Stop assuming the worst about others. If you truly believe the other person wants the worst for you, your relationship is doomed. See the best, desire the best, and keep seeking it. Be willing to wait for it.


It took some time for me to find the best. My sister had to trust that I wasn’t going to judge each action. My sister had to trust that I wasn’t going to be quick to anger or hurt over what she said. Once she could see that my heart was in it and that I truly wanted to build a healthy relationship, it became easier for her to also want that.

 

3. What is your method?


Oh my, can I overreact. I was someone who bottled up each hurt until it boiled over. So when I boiled over, it was- of course- an overreaction. I would explode over a tiny hurt. I would lash out. I wanted to hurt that person back. I wanted to prove I was a victim. An argument would commence and I was in it to redeem my wounded pride.


This isn’t the ideal method for healthy, healing conversation. Rather, when I finally made progress with Katie, it was because I calmed myself first. When she would make a hurtful comment, like the evening she joked about how I should die over a family dinner, I waited to calm down. I waited until a day or so later. While we were driving around town, just the two of us alone, I said, “Katie, I don’t think it’s funny when you joke about me dying.” Do you know what she said? She said, “Huh. I didn’t think about it.” And she never did it again. That was it! I had always thought her jokes were meant to hurt. I always assumed the worst. But truly, she just liked a reaction, and she often said outlandish things just because she could. Here, I had learned that was all it was. She meant nothing unkind. She was simply ridiculous.


Instead of talking to someone in anger while your pride is still smarting from the hurt, wait. Go to the person and talk to them one-to-one. Speak with them calmly, humbly, gently, and be patient with them.

 

Forgiveness is an intimidating mountain for some to surmount. However, it’s not the only challenge if you are trying to forgive someone you love, someone you want in your life.


When I went in with the motive of developing a strong relationship with my sister, I truly dreamed of us as old biddies arguing over nonsense, like who was our mother’s favorite, who had the better gift idea for dad, who was our brother going to invite to dinner. I imagined arguing while hard of hearing. I imagined her still ornery while I gasped dramatically at her outlandish comments. I imagined us still in conflict, but playfully, happily, teasingly. I imagined us together, thick as thieves.

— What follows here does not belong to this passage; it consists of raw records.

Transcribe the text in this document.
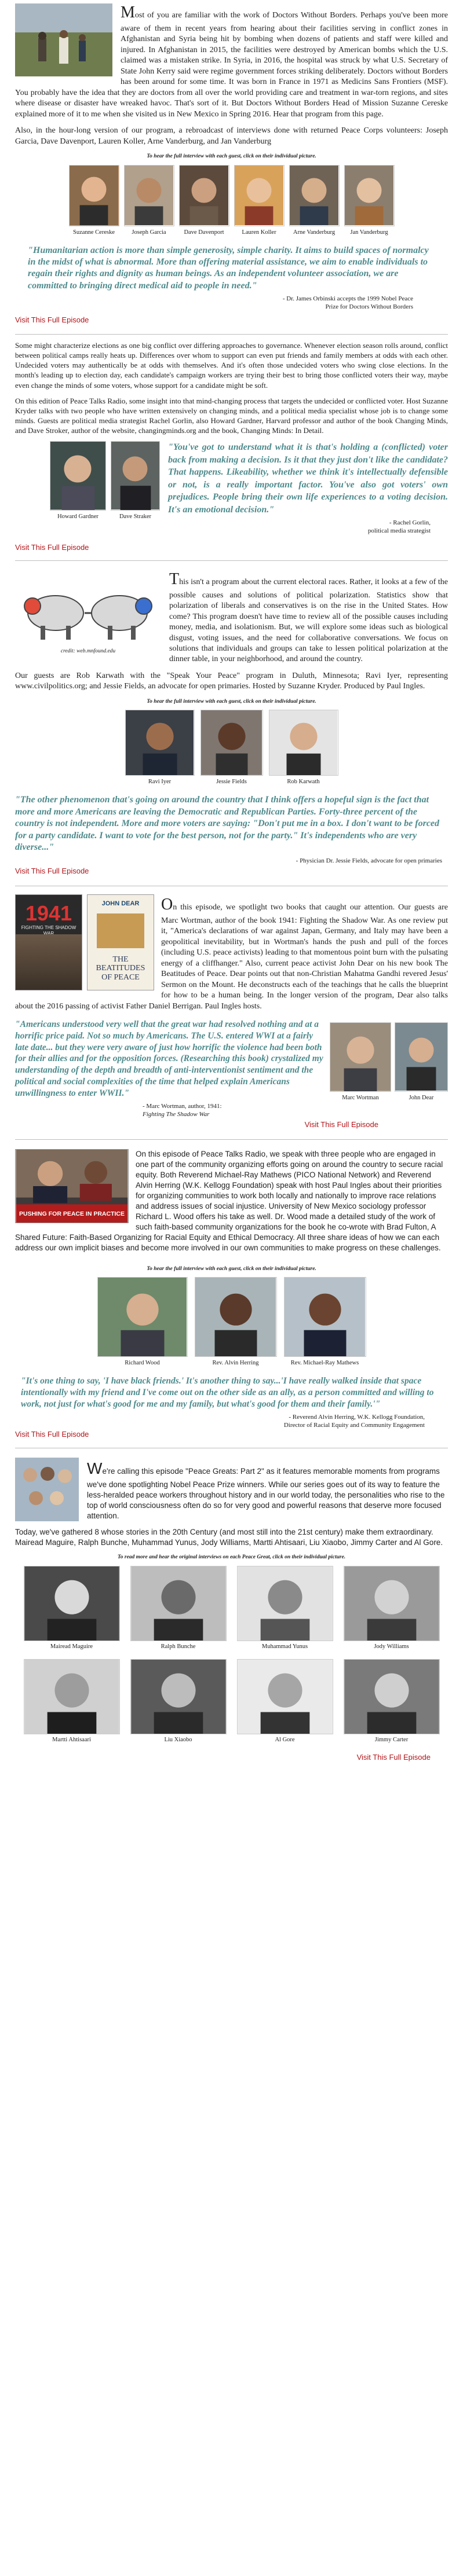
Most of you are familiar with the work of Doctors Without Borders. Perhaps you've been more aware of them in recent years from hearing about their facilities serving in conflict zones in Afghanistan and Syria being hit by bombing when dozens of patients and staff were killed and injured. In Afghanistan in 2015, the facilities were destroyed by American bombs which the U.S. claimed was a mistaken strike. In Syria, in 2016, the hospital was struck by what U.S. Secretary of State John Kerry said were regime government forces striking deliberately. Doctors without Borders has been around for some time. It was born in France in 1971 as Medicins Sans Frontiers (MSF). You probably have the idea that they are doctors from all over the world providing care and treatment in war-torn regions, and sites where disease or disaster have wreaked havoc. That's sort of it. But Doctors Without Borders Head of Mission Suzanne Cereske explained more of it to me when she visited us in New Mexico in Spring 2016. Hear that program from this page.

Also, in the hour-long version of our program, a rebroadcast of interviews done with returned Peace Corps volunteers: Joseph Garcia, Dave Davenport, Lauren Koller, Arne Vanderburg, and Jan Vanderburg

To hear the full interview with each guest, click on their individual picture.
Suzanne Cereske	Joseph Garcia	Dave Davenport	Lauren Koller	Arne Vanderburg	Jan Vanderburg

"Humanitarian action is more than simple generosity, simple charity. It aims to build spaces of normalcy in the midst of what is abnormal. More than offering material assistance, we aim to enable individuals to regain their rights and dignity as human beings. As an independent volunteer association, we are committed to bringing direct medical aid to people in need."

- Dr. James Orbinski accepts the 1999 Nobel Peace
Prize for Doctors Without Borders
Visit This Full Episode

Some might characterize elections as one big conflict over differing approaches to governance. Whenever election season rolls around, conflict between political camps really heats up. Differences over whom to support can even put friends and family members at odds with each other. Undecided voters may authentically be at odds with themselves. And it's often those undecided voters who swing close elections. In the month's leading up to election day, each candidate's campaign workers are trying their best to bring those conflicted voters their way, maybe even change the minds of some voters, whose support for a candidate might be soft.

On this edition of Peace Talks Radio, some insight into that mind-changing process that targets the undecided or conflicted voter. Host Suzanne Kryder talks with two people who have written extensively on changing minds, and a political media specialist whose job is to change some minds. Guests are political media strategist Rachel Gorlin, also Howard Gardner, Harvard professor and author of the book Changing Minds, and Dave Stroker, author of the website, changingminds.org and the book, Changing Minds: In Detail.

Howard Gardner	Dave Straker

"You've got to understand what it is that's holding a (conflicted) voter back from making a decision. Is it that they just don't like the candidate? That happens. Likeability, whether we think it's intellectually defensible or not, is a really important factor. You've also got voters' own prejudices. People bring their own life experiences to a voting decision. It's an emotional decision."

- Rachel Gorlin,
political media strategist
Visit This Full Episode
credit: web.mnfound.edu

This isn't a program about the current electoral races. Rather, it looks at a few of the possible causes and solutions of political polarization. Statistics show that polarization of liberals and conservatives is on the rise in the United States. How come? This program doesn't have time to review all of the possible causes including money, media, and isolationism. But, we will explore some ideas such as biological disgust, voting issues, and the need for collaborative conversations. We focus on solutions that individuals and groups can take to lessen political polarization at the dinner table, in your neighborhood, and around the country.

Our guests are Rob Karwath with the "Speak Your Peace" program in Duluth, Minnesota; Ravi Iyer, representing www.civilpolitics.org; and Jessie Fields, an advocate for open primaries. Hosted by Suzanne Kryder. Produced by Paul Ingles.

To hear the full interview with each guest, click on their individual picture.
Ravi Iyer	Jessie Fields	Rob Karwath

"The other phenomenon that's going on around the country that I think offers a hopeful sign is the fact that more and more Americans are leaving the Democratic and Republican Parties. Forty-three percent of the country is not independent. More and more voters are saying: "Don't put me in a box. I don't want to be forced for a party candidate. I want to vote for the best person, not for the party." It's independents who are very diverse..."

- Physician Dr. Jessie Fields, advocate for open primaries
Visit This Full Episode
1941
FIGHTING THE SHADOW
JOHN DEAR
THE BEATITUDES OF PEACE

On this episode, we spotlight two books that caught our attention. Our guests are Marc Wortman, author of the book 1941: Fighting the Shadow War. As one review put it, "America's declarations of war against Japan, Germany, and Italy may have been a geopolitical inevitability, but in Wortman's hands the push and pull of the forces (including U.S. peace activists) leading to that momentous point burn with the pulsating energy of a cliffhanger." Also, current peace activist John Dear on his new book The Beatitudes of Peace. Dear points out that non-Christian Mahatma Gandhi revered Jesus' Sermon on the Mount. He deconstructs each of the teachings that he calls the blueprint for how to be a human being. In the longer version of the program, Dear also talks about the 2016 passing of activist Father Daniel Berrigan. Paul Ingles hosts.

"Americans understood very well that the great war had resolved nothing and at a horrific price paid. Not so much by Americans. The U.S. entered WWI at a fairly late date... but they were very aware of just how horrific the violence had been both for their allies and for the opposition forces. (Researching this book) crystalized my understanding of the depth and breadth of anti-interventionist sentiment and the political and social complexities of the time that helped explain Americans unwillingness to enter WWII."

- Marc Wortman, author, 1941:
Fighting The Shadow War
Marc Wortman	John Dear
Visit This Full Episode
PUSHING FOR PEACE IN PRACTICE

On this episode of Peace Talks Radio, we speak with three people who are engaged in one part of the community organizing efforts going on around the country to secure racial equity. Both Reverend Michael-Ray Mathews (PICO National Network) and Reverend Alvin Herring (W.K. Kellogg Foundation) speak with host Paul Ingles about their priorities for organizing communities to work both locally and nationally to improve race relations and address issues of social injustice. University of New Mexico sociology professor Richard L. Wood offers his take as well. Dr. Wood made a detailed study of the work of such faith-based community organizations for the book he co-wrote with Brad Fulton, A Shared Future: Faith-Based Organizing for Racial Equity and Ethical Democracy. All three share ideas of how we can each address our own implicit biases and become more involved in our own communities to make progress on these challenges.

To hear the full interview with each guest, click on their individual picture.
Richard Wood	Rev. Alvin Herring	Rev. Michael-Ray Mathews

"It's one thing to say, 'I have black friends.' It's another thing to say...'I have really walked inside that space intentionally with my friend and I've come out on the other side as an ally, as a person committed and willing to work, not just for what's good for me and my family, but what's good for them and their family.'"

- Reverend Alvin Herring, W.K. Kellogg Foundation,
Director of Racial Equity and Community Engagement
Visit This Full Episode

We're calling this episode "Peace Greats: Part 2" as it features memorable moments from programs we've done spotlighting Nobel Peace Prize winners. While our series goes out of its way to feature the less-heralded peace workers throughout history and in our world today, the personalities who rise to the top of world consciousness often do so for very good and powerful reasons that deserve more focused attention.

Today, we've gathered 8 whose stories in the 20th Century (and most still into the 21st century) make them extraordinary. Mairead Maguire, Ralph Bunche, Muhammad Yunus, Jody Williams, Martti Ahtisaari, Liu Xiaobo, Jimmy Carter and Al Gore.

To read more and hear the original interviews on each Peace Great, click on their individual picture.
Mairead Maguire	Ralph Bunche	Muhammad Yunus	Jody Williams
Martti Ahtisaari	Liu Xiaobo	Al Gore	Jimmy Carter
Visit This Full Episode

Instead I got four years. Four years of a healthy relationship. I got four years of us spending more time loving each other than hurting each other. I got four years of peace with my sister with only silly nonsense bickering before she left this earth. I got four years of us being better sisters, talking more, laughing more, advising more, loving more. It wasn’t the sixty years I had assumed we had. It will never be enough, but I am so grateful. I am so grateful for my Independence Day 2014 when I learned to forgive, when I decided I wanted to build our relationship. I am so grateful for those four years.


It’s never too early to forgive and heal. It can be too late. I could have been too late. We truly never know when we can lose someone. Who out there do you love and miss? Who out there do you want a relationship with, but you keep postponing the conversation, the healing, the forgiving? Who are you keeping at arm’s length? I urge you to forgive them, talk to them, work with them to grow your relationship. Life is too short to miss out on the love found in a strong, healthy relationship.